Step4: Calculate Class 2 Posttest mean

For Class 2 Posttest scores ($10,21,12,28,21,20,28$), $n = 7$, $\sum_{i=1}^{7}x_{i}=10+21+12+28+21+20+28=140$. So, $\bar{x}_{2s}=\frac{140}{7}=20$.
$(10 - 20)^{2}=100$, $(21 - 20)^{2}=1$, $(12 - 20)^{2}=64$, $(28 - 20)^{2}=64$, $(21 - 20)^{2}=1$, $(20 - 20)^{2}=0$, $(28 - 20)^{2}=64$. $\sum_{i = 1}^{7}(x_{i}-\bar{x}_{2s})^{2}=100+1+64+64+1+0+64=294$. $s_{2s}=\sqrt{\frac{294}{6}}=7$.

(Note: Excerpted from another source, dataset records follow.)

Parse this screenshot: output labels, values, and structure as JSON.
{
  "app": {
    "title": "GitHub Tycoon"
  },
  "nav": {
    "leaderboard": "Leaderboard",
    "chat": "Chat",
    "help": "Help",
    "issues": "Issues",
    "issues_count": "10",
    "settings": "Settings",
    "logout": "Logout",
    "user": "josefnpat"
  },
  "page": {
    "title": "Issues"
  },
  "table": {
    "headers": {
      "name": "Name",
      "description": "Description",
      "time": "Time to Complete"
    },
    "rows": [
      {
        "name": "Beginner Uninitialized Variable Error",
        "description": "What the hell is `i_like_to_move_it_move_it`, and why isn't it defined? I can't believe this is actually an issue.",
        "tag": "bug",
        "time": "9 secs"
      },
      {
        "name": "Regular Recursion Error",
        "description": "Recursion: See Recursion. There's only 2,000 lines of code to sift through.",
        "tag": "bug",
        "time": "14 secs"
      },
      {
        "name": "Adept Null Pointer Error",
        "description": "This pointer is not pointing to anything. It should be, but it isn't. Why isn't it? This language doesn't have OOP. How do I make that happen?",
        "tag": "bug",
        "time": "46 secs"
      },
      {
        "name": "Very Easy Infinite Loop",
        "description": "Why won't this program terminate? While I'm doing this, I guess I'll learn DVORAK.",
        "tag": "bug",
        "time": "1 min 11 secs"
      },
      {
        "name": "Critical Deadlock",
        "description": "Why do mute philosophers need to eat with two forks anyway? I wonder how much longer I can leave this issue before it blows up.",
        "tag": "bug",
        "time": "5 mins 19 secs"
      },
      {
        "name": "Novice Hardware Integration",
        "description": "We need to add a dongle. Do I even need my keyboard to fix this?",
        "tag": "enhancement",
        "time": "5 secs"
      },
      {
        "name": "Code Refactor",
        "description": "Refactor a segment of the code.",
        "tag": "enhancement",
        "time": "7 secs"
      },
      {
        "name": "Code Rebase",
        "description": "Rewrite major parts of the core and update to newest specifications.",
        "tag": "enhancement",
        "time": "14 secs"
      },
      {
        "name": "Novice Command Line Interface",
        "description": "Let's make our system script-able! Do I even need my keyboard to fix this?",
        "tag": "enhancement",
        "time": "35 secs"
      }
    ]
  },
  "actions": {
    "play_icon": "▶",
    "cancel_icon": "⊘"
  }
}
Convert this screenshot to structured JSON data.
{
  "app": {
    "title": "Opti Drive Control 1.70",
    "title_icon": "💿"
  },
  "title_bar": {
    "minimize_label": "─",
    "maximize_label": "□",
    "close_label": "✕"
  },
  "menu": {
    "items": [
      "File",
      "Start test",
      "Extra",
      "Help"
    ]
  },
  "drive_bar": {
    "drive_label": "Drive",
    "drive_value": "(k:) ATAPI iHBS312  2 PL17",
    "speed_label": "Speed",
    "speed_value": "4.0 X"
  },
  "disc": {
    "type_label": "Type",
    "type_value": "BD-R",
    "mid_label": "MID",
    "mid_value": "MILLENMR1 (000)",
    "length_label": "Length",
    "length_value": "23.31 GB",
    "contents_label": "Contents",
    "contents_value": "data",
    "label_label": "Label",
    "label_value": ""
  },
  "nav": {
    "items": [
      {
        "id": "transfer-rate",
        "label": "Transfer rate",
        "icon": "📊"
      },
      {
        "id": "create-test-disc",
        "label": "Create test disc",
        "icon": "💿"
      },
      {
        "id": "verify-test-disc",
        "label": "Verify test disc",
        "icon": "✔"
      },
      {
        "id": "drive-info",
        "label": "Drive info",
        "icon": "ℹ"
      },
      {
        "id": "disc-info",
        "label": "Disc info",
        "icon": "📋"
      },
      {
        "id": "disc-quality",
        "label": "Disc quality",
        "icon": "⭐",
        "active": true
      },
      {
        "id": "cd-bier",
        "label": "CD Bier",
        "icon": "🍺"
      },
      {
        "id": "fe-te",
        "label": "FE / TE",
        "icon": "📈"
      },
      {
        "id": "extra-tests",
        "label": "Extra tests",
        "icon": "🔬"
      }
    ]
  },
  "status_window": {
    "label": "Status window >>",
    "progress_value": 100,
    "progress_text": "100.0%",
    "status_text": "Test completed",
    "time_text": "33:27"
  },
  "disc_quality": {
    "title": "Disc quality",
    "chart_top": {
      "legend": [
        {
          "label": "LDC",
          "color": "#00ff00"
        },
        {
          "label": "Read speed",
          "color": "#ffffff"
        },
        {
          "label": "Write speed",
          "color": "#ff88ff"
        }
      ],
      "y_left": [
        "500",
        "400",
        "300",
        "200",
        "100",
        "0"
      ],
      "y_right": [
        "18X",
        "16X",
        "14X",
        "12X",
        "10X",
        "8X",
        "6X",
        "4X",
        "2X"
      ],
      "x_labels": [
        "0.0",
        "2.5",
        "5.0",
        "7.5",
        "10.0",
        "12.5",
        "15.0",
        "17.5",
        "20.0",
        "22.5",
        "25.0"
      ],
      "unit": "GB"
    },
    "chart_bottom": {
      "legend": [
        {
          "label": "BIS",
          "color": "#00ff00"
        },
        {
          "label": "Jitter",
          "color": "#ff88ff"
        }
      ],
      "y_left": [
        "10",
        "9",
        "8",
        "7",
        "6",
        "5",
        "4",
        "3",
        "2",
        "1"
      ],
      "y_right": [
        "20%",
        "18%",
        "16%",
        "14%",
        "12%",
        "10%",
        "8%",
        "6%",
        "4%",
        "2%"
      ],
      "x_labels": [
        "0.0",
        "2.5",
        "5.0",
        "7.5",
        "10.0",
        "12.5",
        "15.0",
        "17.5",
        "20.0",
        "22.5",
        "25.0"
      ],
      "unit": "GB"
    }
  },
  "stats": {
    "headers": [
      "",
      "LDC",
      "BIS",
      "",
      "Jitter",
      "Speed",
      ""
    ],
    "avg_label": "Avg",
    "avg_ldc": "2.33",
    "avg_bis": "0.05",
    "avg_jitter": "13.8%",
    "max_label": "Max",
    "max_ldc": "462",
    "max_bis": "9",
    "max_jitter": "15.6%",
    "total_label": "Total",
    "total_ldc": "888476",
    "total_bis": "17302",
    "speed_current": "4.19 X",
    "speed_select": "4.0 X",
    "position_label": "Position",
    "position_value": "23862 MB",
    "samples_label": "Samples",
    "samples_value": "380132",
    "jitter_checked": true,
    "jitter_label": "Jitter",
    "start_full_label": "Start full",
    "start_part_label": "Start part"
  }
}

Step5: Analyze the effect of the study session

For Class 1, the mean increased from $10$ to $20$. For Class 2, the mean increased from approximately $8.57$ to $20$. However, looking at the spread of scores, in Class 1, the pre - test scores were more spread out ($s_{1p}=3$) and post - test scores were less spread out ($s_{1s}=2$), while in Class 2, the pre - test ($s_{2p}\approx6.24$) and post - test ($s_{2s}=7$) standard deviations are relatively close. The increase in mean and the reduction in variability in Class 1 make the effect of the study session more obvious.

Answer:

a.
Class 1 Pretest: Mean = 10, Standard deviation = 3
Class 1 Posttest: Mean = 20, Standard deviation = 2
Class 2 Pretest: Mean $\approx8.57$, Standard deviation $\approx6.24$
Class 2 Posttest: Mean = 20, Standard deviation = 7
b. Class 1. The mean increased from 10 to 20 and the standard deviation decreased from 3 to 2, showing a more consistent improvement in scores after the study session compared to Class 2 where the standard deviation did not change as significantly while the mean also increased.